Takemori also feels there were significant benefits generated from the collaboration, saying “the ability to analyze substances from various perspectives using GC, GCMS, and LCMS technologies is a key strength of Shimadzu, so I am particularly pleased that data analysis was utilized so successfully. Furthermore, the fact that it clearly showed which data was necessary to produce the beer was a valuable result achieved from working together with ISEKADO. Recently, we started working with Yamamiya again in order to more easily detect ultra-trace quantities of thiol.”

Thiol is a component typically present in ppt (parts per trillion) levels and, though threshold values are very low, thiol is an important component for determining the aroma of beer. Unfortunately, thiol was not detected during analysis in the initial project.

“Though thiol is only present in ppt-level trace quantities, the compound produces an aroma that is detectable in sensory testing. If we can use analysis to determine the function of such tiny invisible components, it will surely broaden the scope of brewing.” (Yamamiya)

The ability to analyze thiol is needed by not only ISEKADO but also other leading beer manufacturers throughout the world.

Yamamiya explained that the beer industry has been striving to find ways to reduce the quantity of hops used to improve sustainability, but that effort involves thiol as well.

“Thiol is one of the key aroma components in hops. I think sustainability could be achieved by developing something that could increase thiol without adding more hops. That something would need to maximize thiol within the limited number of raw materials used.”

Certainly, to better understand the function of thiol, it will be important to have an easier way to analyze thiol.

Need for Ultra-Trace Component Detection

Making the Craft Beer Industry More Interesting

President Suzuki explained that because consumers expect beer to always have the same familiar flavor (consistent quality control), beer needs to be manufactured scientifically based on data, rather than only relying on the intuition of a brewmaster.

“Promising brewers must have two key characteristics. One is a sense of creativity necessary for generating new things. The other is the ability to scientifically understand and build an approach for finishing the intended beer being created. Since beer is created by fermenting yeast, it takes more than intuition to create it. Unless manufacturing processes are backed by numerical data, the reproducibility of flavors will remain low.”
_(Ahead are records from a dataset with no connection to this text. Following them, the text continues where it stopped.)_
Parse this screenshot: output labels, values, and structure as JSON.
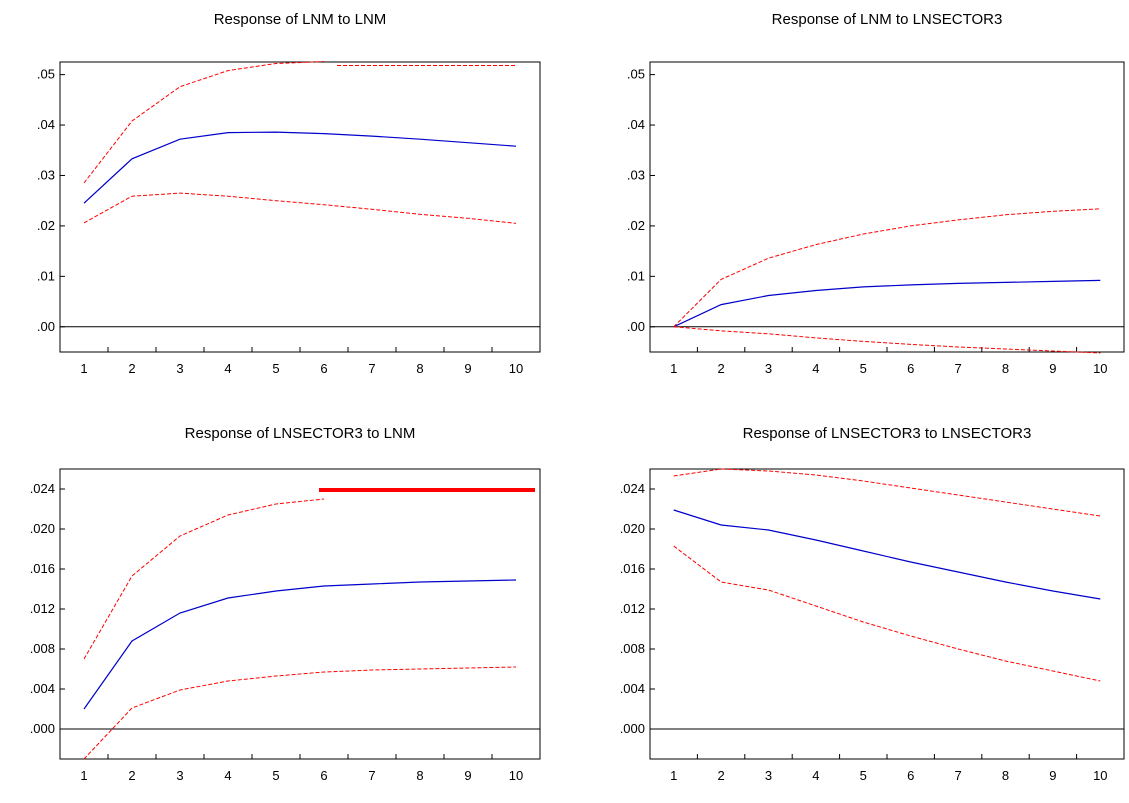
{
  "colors": {
    "response": "#0000cc",
    "bands": "#ff0000",
    "axis": "#000000"
  },
  "chart_data": [
    {
      "type": "line",
      "title": "Response of LNM to LNM",
      "x": [
        1,
        2,
        3,
        4,
        5,
        6,
        7,
        8,
        9,
        10
      ],
      "xticks": [
        "1",
        "2",
        "3",
        "4",
        "5",
        "6",
        "7",
        "8",
        "9",
        "10"
      ],
      "ylim": [
        -0.005,
        0.0525
      ],
      "yticks": [
        0.0,
        0.01,
        0.02,
        0.03,
        0.04,
        0.05
      ],
      "ytick_labels": [
        ".00",
        ".01",
        ".02",
        ".03",
        ".04",
        ".05"
      ],
      "zero_line": true,
      "series": [
        {
          "role": "response",
          "style": "solid",
          "values": [
            0.0245,
            0.0333,
            0.0372,
            0.0385,
            0.0386,
            0.0383,
            0.0378,
            0.0372,
            0.0365,
            0.0358
          ]
        },
        {
          "role": "upper-band",
          "style": "dashed",
          "values": [
            0.0285,
            0.0408,
            0.0476,
            0.0508,
            0.0522,
            0.0526,
            null,
            null,
            null,
            null
          ]
        },
        {
          "role": "upper-band-clipped",
          "style": "dashed",
          "values": [
            null,
            null,
            null,
            null,
            null,
            null,
            0.0518,
            0.0518,
            0.0518,
            0.0518
          ]
        },
        {
          "role": "lower-band",
          "style": "dashed",
          "values": [
            0.0206,
            0.0259,
            0.0265,
            0.0259,
            0.025,
            0.0242,
            0.0233,
            0.0223,
            0.0215,
            0.0205
          ]
        }
      ]
    },
    {
      "type": "line",
      "title": "Response of LNM to LNSECTOR3",
      "x": [
        1,
        2,
        3,
        4,
        5,
        6,
        7,
        8,
        9,
        10
      ],
      "xticks": [
        "1",
        "2",
        "3",
        "4",
        "5",
        "6",
        "7",
        "8",
        "9",
        "10"
      ],
      "ylim": [
        -0.005,
        0.0525
      ],
      "yticks": [
        0.0,
        0.01,
        0.02,
        0.03,
        0.04,
        0.05
      ],
      "ytick_labels": [
        ".00",
        ".01",
        ".02",
        ".03",
        ".04",
        ".05"
      ],
      "zero_line": true,
      "series": [
        {
          "role": "response",
          "style": "solid",
          "values": [
            0.0,
            0.0044,
            0.0062,
            0.0072,
            0.0079,
            0.0083,
            0.0086,
            0.0088,
            0.009,
            0.0092
          ]
        },
        {
          "role": "upper-band",
          "style": "dashed",
          "values": [
            0.0,
            0.0094,
            0.0136,
            0.0163,
            0.0184,
            0.02,
            0.0212,
            0.0222,
            0.0229,
            0.0234
          ]
        },
        {
          "role": "lower-band",
          "style": "dashed",
          "values": [
            0.0,
            -0.0008,
            -0.0014,
            -0.0022,
            -0.0029,
            -0.0035,
            -0.004,
            -0.0044,
            -0.0048,
            -0.0052
          ]
        }
      ]
    },
    {
      "type": "line",
      "title": "Response of LNSECTOR3 to LNM",
      "x": [
        1,
        2,
        3,
        4,
        5,
        6,
        7,
        8,
        9,
        10
      ],
      "xticks": [
        "1",
        "2",
        "3",
        "4",
        "5",
        "6",
        "7",
        "8",
        "9",
        "10"
      ],
      "ylim": [
        -0.003,
        0.026
      ],
      "yticks": [
        0.0,
        0.004,
        0.008,
        0.012,
        0.016,
        0.02,
        0.024
      ],
      "ytick_labels": [
        ".000",
        ".004",
        ".008",
        ".012",
        ".016",
        ".020",
        ".024"
      ],
      "zero_line": true,
      "series": [
        {
          "role": "response",
          "style": "solid",
          "values": [
            0.002,
            0.0088,
            0.0116,
            0.0131,
            0.0138,
            0.0143,
            0.0145,
            0.0147,
            0.0148,
            0.0149
          ]
        },
        {
          "role": "upper-band",
          "style": "dashed",
          "values": [
            0.007,
            0.0153,
            0.0193,
            0.0214,
            0.0225,
            0.023,
            null,
            null,
            null,
            null
          ]
        },
        {
          "role": "upper-band-clipped",
          "style": "thick",
          "values": [
            null,
            null,
            null,
            null,
            null,
            0.0239,
            0.0239,
            0.0239,
            0.0239,
            0.0239
          ]
        },
        {
          "role": "lower-band",
          "style": "dashed",
          "values": [
            -0.003,
            0.0021,
            0.0039,
            0.0048,
            0.0053,
            0.0057,
            0.0059,
            0.006,
            0.0061,
            0.0062
          ]
        }
      ]
    },
    {
      "type": "line",
      "title": "Response of LNSECTOR3 to LNSECTOR3",
      "x": [
        1,
        2,
        3,
        4,
        5,
        6,
        7,
        8,
        9,
        10
      ],
      "xticks": [
        "1",
        "2",
        "3",
        "4",
        "5",
        "6",
        "7",
        "8",
        "9",
        "10"
      ],
      "ylim": [
        -0.003,
        0.026
      ],
      "yticks": [
        0.0,
        0.004,
        0.008,
        0.012,
        0.016,
        0.02,
        0.024
      ],
      "ytick_labels": [
        ".000",
        ".004",
        ".008",
        ".012",
        ".016",
        ".020",
        ".024"
      ],
      "zero_line": true,
      "series": [
        {
          "role": "response",
          "style": "solid",
          "values": [
            0.0219,
            0.0204,
            0.0199,
            0.0189,
            0.0178,
            0.0167,
            0.0157,
            0.0147,
            0.0138,
            0.013
          ]
        },
        {
          "role": "upper-band",
          "style": "dashed",
          "values": [
            0.0253,
            0.026,
            0.0258,
            0.0254,
            0.0248,
            0.0241,
            0.0234,
            0.0227,
            0.022,
            0.0213
          ]
        },
        {
          "role": "lower-band",
          "style": "dashed",
          "values": [
            0.0183,
            0.0147,
            0.0139,
            0.0123,
            0.0107,
            0.0093,
            0.008,
            0.0068,
            0.0058,
            0.0048
          ]
        }
      ]
    }
  ]
}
Making the Craft Beer Industry More Interesting
Making the Craft Beer Industry More Interesting

Beers are assessed based on flavor and aroma, but that typically involves sensory testing by humans. In Japan, many craft beer brewers rely mostly on sensory testing without significant awareness of numerical data.
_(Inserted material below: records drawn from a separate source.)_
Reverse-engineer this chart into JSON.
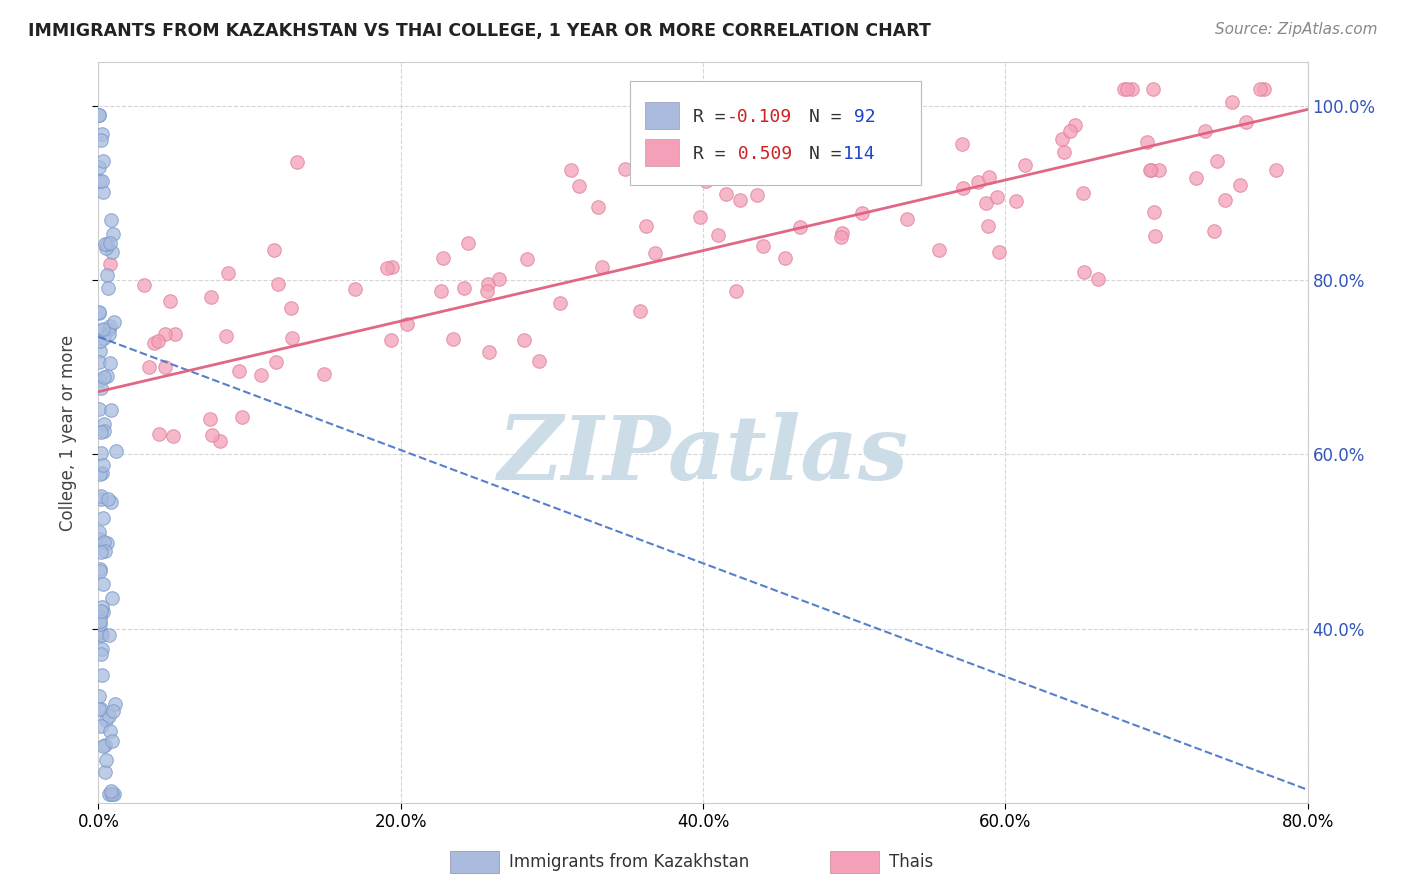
{
  "title": "IMMIGRANTS FROM KAZAKHSTAN VS THAI COLLEGE, 1 YEAR OR MORE CORRELATION CHART",
  "source": "Source: ZipAtlas.com",
  "ylabel": "College, 1 year or more",
  "xlim": [
    0.0,
    0.8
  ],
  "ylim": [
    0.2,
    1.05
  ],
  "xtick_vals": [
    0.0,
    0.2,
    0.4,
    0.6,
    0.8
  ],
  "xtick_labels": [
    "0.0%",
    "20.0%",
    "40.0%",
    "60.0%",
    "80.0%"
  ],
  "ytick_vals": [
    0.4,
    0.6,
    0.8,
    1.0
  ],
  "ytick_labels": [
    "40.0%",
    "60.0%",
    "80.0%",
    "100.0%"
  ],
  "r_kaz": "-0.109",
  "n_kaz": "92",
  "r_thai": "0.509",
  "n_thai": "114",
  "trendline_kaz_color": "#4472c4",
  "trendline_thai_color": "#e0607e",
  "scatter_kaz_color": "#aabbdd",
  "scatter_kaz_edge": "#7799cc",
  "scatter_thai_color": "#f4a0b8",
  "scatter_thai_edge": "#e08099",
  "legend_box_color": "#aabbdd",
  "legend_box_color2": "#f4a0b8",
  "grid_color": "#cccccc",
  "background_color": "#ffffff",
  "watermark": "ZIPatlas",
  "watermark_color": "#ccdde8",
  "title_color": "#222222",
  "source_color": "#888888",
  "ylabel_color": "#444444",
  "ytick_color": "#3355bb",
  "legend_text_color": "#333333",
  "legend_r_color": "#cc2222",
  "legend_n_color": "#2244cc",
  "point_size": 95
}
“The level of the overall craft beer industry needs to be raised in Japan. Within that context, we are looking ahead based on our intention to create world-class beers. We want to use numerical data to create beers that stand out above all others.”
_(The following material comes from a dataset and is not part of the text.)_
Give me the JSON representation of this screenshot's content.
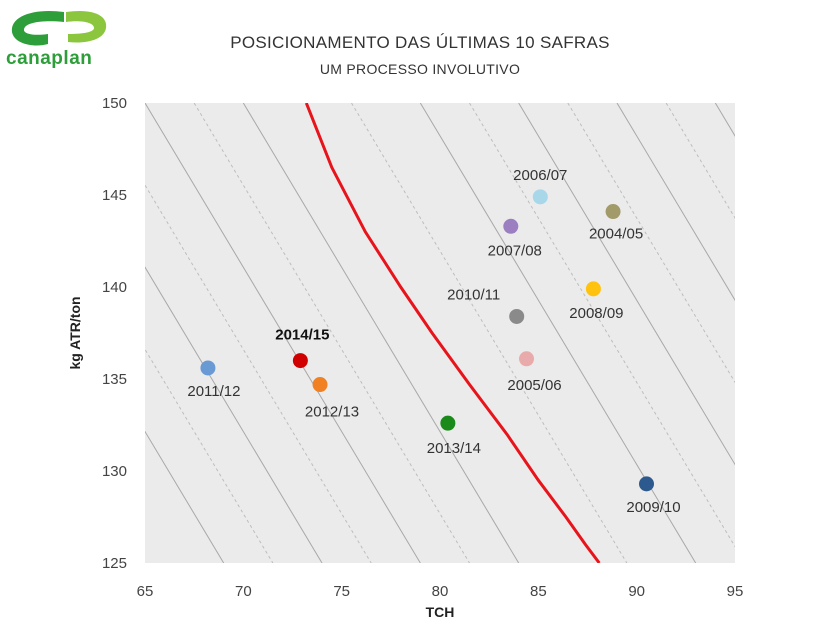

With an aim of creating the industry standard for beer analysis by working together to collect data required by the world, Takemori is feeling more strongly about the collaboration with each new project. If a method for analyzing thiol is announced as well, would it stimulate the craft beer industry?

“Probably some think we should not announce the method, but we intend to announce it publicly and do not mind if others imitate the method. I just want to make the beer world more interesting.” (President Suzuki)

ISEKADO now exports beer to 10 countries around the world and has even started manufacturing beer outside Japan. In the future, if they can develop globally competitive beers based on Shimadzu data analysis, it would certainly make the craft beer industry more interesting. Therefore, the story of collaboration between the two companies will continue.

Note: The Kocho collaboration beer is brewed in limited batches for sale at the ISEKADO. There are no plans to distribute it to retail shops or other outlets.  
Note: Information, organizational affiliations, and titles indicated in the article were current at the time of the interview.